Eran las mismas flores que le había regalado a Renata cuando le pidió matrimonio. En aquel entonces, ella lloró. O eso creyó él. Ahora, al recordar esa escena, no estaba seguro de haber entendido nunca sus lágrimas.
Compró el ramo y volvió al taxi con una idea simple. Entraría a casa, abrazaría a Valentina, hablaría con Renata y pediría perdón por haber estado ausente incluso cuando decía que todo lo hacía por ellas.
Pero al acercarse a la mansión, algo rompió esa idea. Había música. No música suave de fondo, sino música de fiesta, alta, elegante, calculada para impresionar sin parecer vulgar.
Después vio los autos. Varios vehículos de lujo estaban alineados frente a la entrada. Alejandro reconoció algunos modelos de empresarios, amigas de Renata y parejas que solían aparecer en cenas donde todos fingían cariño y medían poder.
Nadie le había mencionado una fiesta. Renata no había dicho una palabra. Valentina tampoco. La casa que él esperaba encontrar tranquila estaba llena de gente celebrando algo que él no conocía.
Pidió al taxista que lo dejara una cuadra antes. Caminó con el ramo en la mano. Cada paso le pareció más pesado que el anterior. La noche estaba tibia, pero los dedos se le enfriaron.
Entró por la puerta de servicio porque conocía el camino desde los años en que todavía llegaba sin comitiva. La cocina estaba encendida, llena de vapor, platos, cuchillos trabajando sobre tablas y órdenes susurradas a toda prisa.
Entonces Maricela lo vio.
La charola se le escapó de las manos. Los vasos cayeron al piso de mármol y se rompieron en un sonido limpio, brutal, imposible de disimular. La cocina entera pareció quedarse sin aire.
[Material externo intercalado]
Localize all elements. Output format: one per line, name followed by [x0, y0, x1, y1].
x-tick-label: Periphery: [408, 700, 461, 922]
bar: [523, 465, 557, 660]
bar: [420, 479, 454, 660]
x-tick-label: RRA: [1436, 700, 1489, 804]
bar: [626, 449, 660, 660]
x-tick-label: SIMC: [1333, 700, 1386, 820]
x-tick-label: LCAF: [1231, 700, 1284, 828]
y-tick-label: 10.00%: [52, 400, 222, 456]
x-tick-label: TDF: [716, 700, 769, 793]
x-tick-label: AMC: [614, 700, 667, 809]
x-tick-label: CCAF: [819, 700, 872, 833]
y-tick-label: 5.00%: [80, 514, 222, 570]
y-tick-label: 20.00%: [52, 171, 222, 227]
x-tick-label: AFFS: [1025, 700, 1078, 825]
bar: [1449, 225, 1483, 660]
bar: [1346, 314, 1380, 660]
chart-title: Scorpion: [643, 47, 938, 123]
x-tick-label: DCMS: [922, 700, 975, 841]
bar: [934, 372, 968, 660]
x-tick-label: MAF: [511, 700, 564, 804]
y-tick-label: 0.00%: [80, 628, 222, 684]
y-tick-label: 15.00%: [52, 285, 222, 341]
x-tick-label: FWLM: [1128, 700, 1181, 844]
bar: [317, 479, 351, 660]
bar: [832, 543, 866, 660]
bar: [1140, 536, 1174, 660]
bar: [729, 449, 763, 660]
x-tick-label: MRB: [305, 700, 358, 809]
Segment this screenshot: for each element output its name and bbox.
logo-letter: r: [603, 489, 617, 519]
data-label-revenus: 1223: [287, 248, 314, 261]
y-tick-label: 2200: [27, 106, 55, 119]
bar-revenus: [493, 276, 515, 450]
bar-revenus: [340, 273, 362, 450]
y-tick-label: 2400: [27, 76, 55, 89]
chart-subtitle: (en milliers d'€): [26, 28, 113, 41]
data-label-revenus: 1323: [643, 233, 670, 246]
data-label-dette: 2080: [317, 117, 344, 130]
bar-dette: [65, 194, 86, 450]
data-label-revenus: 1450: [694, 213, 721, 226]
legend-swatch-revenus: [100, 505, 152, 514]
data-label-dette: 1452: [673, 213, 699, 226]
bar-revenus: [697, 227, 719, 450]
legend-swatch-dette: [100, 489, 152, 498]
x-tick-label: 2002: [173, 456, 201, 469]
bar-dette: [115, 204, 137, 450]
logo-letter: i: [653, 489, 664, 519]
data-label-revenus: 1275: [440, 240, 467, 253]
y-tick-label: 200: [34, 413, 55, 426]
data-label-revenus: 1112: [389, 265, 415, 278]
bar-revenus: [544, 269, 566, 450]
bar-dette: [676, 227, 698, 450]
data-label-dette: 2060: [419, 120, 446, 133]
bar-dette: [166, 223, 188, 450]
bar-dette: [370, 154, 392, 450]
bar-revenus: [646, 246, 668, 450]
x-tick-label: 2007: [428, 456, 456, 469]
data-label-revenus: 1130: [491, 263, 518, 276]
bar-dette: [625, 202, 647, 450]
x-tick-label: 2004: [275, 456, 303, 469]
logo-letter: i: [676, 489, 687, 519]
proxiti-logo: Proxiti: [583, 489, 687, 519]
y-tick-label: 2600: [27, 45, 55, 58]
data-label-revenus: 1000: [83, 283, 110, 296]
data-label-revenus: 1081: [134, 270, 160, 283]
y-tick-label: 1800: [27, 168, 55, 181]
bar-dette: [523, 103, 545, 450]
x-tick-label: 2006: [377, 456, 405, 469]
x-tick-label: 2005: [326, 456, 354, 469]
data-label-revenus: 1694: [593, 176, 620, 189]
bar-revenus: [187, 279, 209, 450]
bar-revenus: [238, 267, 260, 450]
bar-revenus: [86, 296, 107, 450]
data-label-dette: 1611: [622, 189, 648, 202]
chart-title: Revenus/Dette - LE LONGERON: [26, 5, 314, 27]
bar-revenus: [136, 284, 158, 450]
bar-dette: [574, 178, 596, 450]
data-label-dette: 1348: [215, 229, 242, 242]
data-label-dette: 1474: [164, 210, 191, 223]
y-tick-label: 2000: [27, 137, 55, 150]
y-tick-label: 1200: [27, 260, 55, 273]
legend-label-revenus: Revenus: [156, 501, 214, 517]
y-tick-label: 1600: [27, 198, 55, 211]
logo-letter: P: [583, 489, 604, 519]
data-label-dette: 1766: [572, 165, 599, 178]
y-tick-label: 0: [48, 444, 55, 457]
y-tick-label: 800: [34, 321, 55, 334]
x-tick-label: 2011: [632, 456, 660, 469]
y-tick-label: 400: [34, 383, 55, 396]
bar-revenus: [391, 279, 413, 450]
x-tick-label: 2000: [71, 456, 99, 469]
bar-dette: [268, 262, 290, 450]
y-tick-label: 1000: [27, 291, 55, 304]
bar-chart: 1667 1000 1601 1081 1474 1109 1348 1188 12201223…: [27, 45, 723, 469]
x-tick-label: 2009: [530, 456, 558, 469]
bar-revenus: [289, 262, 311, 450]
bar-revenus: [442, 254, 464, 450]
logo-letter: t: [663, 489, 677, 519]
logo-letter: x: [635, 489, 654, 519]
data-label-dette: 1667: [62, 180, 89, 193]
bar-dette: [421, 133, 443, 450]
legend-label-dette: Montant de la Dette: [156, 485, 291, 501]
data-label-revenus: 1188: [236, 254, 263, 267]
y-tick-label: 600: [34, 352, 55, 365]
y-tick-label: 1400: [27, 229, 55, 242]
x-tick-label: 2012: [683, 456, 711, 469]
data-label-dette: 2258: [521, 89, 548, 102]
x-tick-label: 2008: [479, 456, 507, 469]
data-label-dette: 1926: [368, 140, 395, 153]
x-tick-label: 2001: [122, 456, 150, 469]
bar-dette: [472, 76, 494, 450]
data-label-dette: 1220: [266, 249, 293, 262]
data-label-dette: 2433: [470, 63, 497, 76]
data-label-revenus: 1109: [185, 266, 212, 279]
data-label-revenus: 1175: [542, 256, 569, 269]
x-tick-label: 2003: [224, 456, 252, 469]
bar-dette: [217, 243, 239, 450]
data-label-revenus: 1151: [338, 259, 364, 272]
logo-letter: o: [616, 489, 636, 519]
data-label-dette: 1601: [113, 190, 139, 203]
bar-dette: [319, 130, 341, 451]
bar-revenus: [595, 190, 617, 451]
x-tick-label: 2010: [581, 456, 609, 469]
Dos meseros dejaron de moverse. La cocinera principal miró hacia el pasillo. Un joven de seguridad tensó los hombros. Nadie preguntó por qué el dueño de la casa acababa de entrar como un intruso.
Alejandro levantó una mano para tranquilizarlos, pero Maricela llegó antes. Le cubrió la boca con una desesperación que no parecía falta de respeto. Parecía miedo verdadero, miedo viejo, miedo que había aprendido a sobrevivir.
“Señor, no haga ruido… si su esposa lo escucha, su hija no sale viva de esta casa.”
Alejandro sintió que aquellas palabras le atravesaban la piel. No eran una exageración de sirvienta nerviosa. No eran chisme. Maricela temblaba como alguien que ya había visto demasiado y seguía intentando evitar lo peor.
ACTO III — EL CUARTO DE VALENTINA
Maricela lo llevó por la escalera de servicio. Cada peldaño parecía separar dos mundos: abajo, las risas, el champán, el perfume caro; arriba, un silencio tan denso que Alejandro escuchó su propia respiración.
Quiso preguntarle todo. Qué pasaba, desde cuándo, quién estaba involucrado. Pero Maricela solo negó con la cabeza y señaló hacia el pasillo. Sus ojos estaban llenos de lágrimas que no se permitía soltar.
El segundo piso estaba casi apagado. Eso le pareció absurdo. En una casa llena de invitados, el cuarto de su hija debía tener luz, vida, movimiento. En cambio, parecía una habitación cerrada antes de una despedida.
Se detuvieron frente a la puerta de Valentina. Estaba entreabierta. Por la rendija salía una línea de luz amarilla, débil, temblorosa, como si una lámpara pequeña estuviera peleando sola contra la oscuridad.
“No entre todavía”, dijo Maricela. “Mire primero.”